In a major shift in electoral strategy, the U.S. Chamber of Commerce plans to launch an aggressive, $40 million campaign to defeat state and federal candidates who oppose their pro-industry agenda, starting with Senate Minority Leader Tom Daschle (D-S.D.).
Bill Miller, the head of the chamber’s political arm, charged that Daschle has “on occasion been supportive of the business community, but for the most part, he has been more of an obstacle than an ally.”
Miller said Daschle’s Republican opponent, former Rep. John Thune (S.D.), is a “great friend of the business community and we will do everything we can to be supportive of him.”
Dan Pfeiffer, a spokesman for Daschle, said Democrats hope to turn the chamber’s endorsement of Thune against him.
“Tom Daschle has taken on special interests for years, so we are not shocked when they target him for defeat,” Pfeiffer said.
Still, the chamber’s bold campaign against the top Democrat in the Senate reflects a quiet and important change in tactics for the nation’s largest business lobby.
Until recently, the Chamber of Commerce was reluctant to get drawn into close political contests involving incumbents like Daschle whom the business group might need down the road.
“There was always a frustration that they were the first ones at the door when they wanted a bill, but when it comes election time, they are nowhere to be found,” said one former Republican operative.
But in the past few years, the chamber has launched a well-organized effort to install business-friendly candidates to state Supreme Courts and attorney general offices.
Now the chamber plans to become a bigger player in House and Senate elections.
“The chamber used to be a broken-down Buick: They put out press releases and communicated with their members,” said another Republican campaign official. “Now they are entering the 21st century with real voter contact and a commitment to moving votes.”
The chamber’s decision to support Thune over Daschle is symbolic of the new approach to election-year politics.
According to the strategists with the business lobby, the chamber plans to use mail, phone and perhaps even television and radio spots to cast Daschle as an opponent of the business community.
The campaign will be run by Miller, along with GOP campaign veterans Stan Anderson and Scott Reed, and funded by contributions from the chamber’s 3 million business members.
Though the strategists behind the chamber’s campaign hope to defeat Daschle, they also hope to divert Democratic resources from other important races.

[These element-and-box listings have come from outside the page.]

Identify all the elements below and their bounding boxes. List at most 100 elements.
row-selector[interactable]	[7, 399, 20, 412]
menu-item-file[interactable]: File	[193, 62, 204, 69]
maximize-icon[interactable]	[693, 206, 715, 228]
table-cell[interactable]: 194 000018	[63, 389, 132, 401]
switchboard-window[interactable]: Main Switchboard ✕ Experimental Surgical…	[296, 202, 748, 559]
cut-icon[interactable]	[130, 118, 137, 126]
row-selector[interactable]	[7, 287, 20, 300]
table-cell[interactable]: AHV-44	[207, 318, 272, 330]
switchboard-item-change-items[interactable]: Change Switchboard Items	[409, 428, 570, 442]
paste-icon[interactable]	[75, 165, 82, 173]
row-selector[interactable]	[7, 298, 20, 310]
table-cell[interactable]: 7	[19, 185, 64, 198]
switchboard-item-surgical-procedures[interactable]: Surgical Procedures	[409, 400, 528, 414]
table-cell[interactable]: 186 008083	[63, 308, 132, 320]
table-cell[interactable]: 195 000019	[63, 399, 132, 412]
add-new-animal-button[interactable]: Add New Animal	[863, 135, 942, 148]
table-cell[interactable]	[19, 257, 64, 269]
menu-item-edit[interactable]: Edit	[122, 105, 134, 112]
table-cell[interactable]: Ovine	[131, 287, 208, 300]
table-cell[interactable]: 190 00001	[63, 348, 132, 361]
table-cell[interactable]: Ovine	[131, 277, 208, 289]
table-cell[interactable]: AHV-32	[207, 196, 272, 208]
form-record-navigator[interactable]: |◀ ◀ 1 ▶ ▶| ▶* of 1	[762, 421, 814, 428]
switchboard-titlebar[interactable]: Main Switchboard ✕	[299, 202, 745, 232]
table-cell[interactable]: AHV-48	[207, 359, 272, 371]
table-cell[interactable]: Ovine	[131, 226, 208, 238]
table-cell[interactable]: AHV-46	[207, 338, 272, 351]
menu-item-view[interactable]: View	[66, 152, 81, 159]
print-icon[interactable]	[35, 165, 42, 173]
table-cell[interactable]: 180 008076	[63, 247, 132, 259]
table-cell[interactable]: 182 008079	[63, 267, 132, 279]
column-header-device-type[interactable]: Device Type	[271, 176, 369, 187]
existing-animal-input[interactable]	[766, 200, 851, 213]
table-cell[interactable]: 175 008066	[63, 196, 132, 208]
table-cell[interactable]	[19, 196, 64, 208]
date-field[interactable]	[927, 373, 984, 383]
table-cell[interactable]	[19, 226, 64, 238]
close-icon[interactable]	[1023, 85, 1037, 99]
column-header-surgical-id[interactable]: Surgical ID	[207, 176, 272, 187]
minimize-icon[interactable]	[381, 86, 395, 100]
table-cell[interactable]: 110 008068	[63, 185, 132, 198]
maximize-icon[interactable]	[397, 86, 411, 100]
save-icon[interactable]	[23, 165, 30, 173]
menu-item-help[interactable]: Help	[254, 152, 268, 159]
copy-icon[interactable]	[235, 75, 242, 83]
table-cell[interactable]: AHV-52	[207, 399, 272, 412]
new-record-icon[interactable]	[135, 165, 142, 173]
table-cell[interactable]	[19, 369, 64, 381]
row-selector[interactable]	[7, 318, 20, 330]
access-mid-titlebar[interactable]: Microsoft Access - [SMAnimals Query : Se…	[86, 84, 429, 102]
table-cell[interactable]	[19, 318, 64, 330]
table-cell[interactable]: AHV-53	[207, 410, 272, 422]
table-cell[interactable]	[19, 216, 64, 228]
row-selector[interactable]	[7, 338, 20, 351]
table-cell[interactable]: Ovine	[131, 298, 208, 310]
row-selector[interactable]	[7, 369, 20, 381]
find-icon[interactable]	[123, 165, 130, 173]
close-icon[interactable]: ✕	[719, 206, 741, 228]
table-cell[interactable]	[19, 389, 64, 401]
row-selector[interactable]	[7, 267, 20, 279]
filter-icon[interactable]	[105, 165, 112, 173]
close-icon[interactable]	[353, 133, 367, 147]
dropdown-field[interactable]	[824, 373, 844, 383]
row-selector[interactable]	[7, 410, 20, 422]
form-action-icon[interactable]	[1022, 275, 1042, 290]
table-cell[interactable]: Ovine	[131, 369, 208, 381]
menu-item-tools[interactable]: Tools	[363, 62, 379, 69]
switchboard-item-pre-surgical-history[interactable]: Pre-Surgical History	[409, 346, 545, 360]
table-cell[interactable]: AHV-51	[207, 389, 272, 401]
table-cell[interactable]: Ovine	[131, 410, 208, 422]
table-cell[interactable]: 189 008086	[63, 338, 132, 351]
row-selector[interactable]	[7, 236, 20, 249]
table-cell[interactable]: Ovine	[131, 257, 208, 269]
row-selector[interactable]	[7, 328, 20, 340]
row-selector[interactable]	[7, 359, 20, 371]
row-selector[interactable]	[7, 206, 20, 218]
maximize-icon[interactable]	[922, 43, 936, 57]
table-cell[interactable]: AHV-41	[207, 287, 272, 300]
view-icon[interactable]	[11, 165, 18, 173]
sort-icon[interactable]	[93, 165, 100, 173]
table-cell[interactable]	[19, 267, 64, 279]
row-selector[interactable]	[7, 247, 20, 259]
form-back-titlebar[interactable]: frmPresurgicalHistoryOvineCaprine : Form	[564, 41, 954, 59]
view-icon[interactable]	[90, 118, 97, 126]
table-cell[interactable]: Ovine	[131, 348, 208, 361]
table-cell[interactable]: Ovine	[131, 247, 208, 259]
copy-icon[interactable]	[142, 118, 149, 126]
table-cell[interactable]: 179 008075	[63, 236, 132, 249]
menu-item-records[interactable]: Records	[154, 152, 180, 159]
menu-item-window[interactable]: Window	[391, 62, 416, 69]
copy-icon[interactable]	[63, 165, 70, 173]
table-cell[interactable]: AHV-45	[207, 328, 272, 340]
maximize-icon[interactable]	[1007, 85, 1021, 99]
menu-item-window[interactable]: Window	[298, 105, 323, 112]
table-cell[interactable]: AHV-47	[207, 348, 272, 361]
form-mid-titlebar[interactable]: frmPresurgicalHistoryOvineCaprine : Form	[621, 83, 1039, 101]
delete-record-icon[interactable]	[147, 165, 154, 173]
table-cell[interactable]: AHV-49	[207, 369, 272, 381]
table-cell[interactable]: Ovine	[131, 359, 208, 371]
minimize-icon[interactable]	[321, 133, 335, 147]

“It will have a big ripple effect,” said one Republican involved in the business campaign. “It will take a lot of national Democratic resources away from other states.”
The recently enacted campaign finance law may give outside groups like the Chamber of Commerce more of an ability to influence Congressional elections because the national political parties don’t have as much money to fund large advertising and get-out-the-vote campaigns.
“An opportunity exists to be a larger voice than in previous elections,” Miller said.
Established entities like the chamber could also be buttressed by a Federal Election Commission proposal last week that could ban so-called 527 organizations from funding media campaigns for Congressional candidates.
“Any time the 527 groups are weakened, our position is strengthened,” Miller said. “We are still going to be able to communicate.”
Daschle is not the only Democrat that the chamber has decided to target.
At a meeting last month, Chamber President Tom Donahue and the members of the board settled on a number of states and districts where the chamber will target its advertising and get-out-the-vote efforts.
Aside from Daschle, the chamber hopes to help Rep. George Nethercutt (R-Wash.) defeat Sen. Patty Murray (D), while ensuring that Sen. Lisa Murkowski (R-Alaska) is elected to another term against former Gov. Tony Knowles (D).
The chamber also will be active in open-seat races in North Carolina, South Carolina, Georgia and Florida.
On the House side, few targets have been selected because many Republican and Democratic challengers have yet to emerge.
However, the chamber plans to support the GOP candidates in the two open seats in Pennsylvania, as well as vulnerable Republicans Steve Pearce in New Mexico, Rick Renzi in Arizona and Jim Matheson in Utah.
To be sure, not all of the chamber’s targets are Republicans: The business group has decided to endorse Sen. Blanche Lincoln (D-Ark.).
“She has been a very strong friend of ours,” Miller said.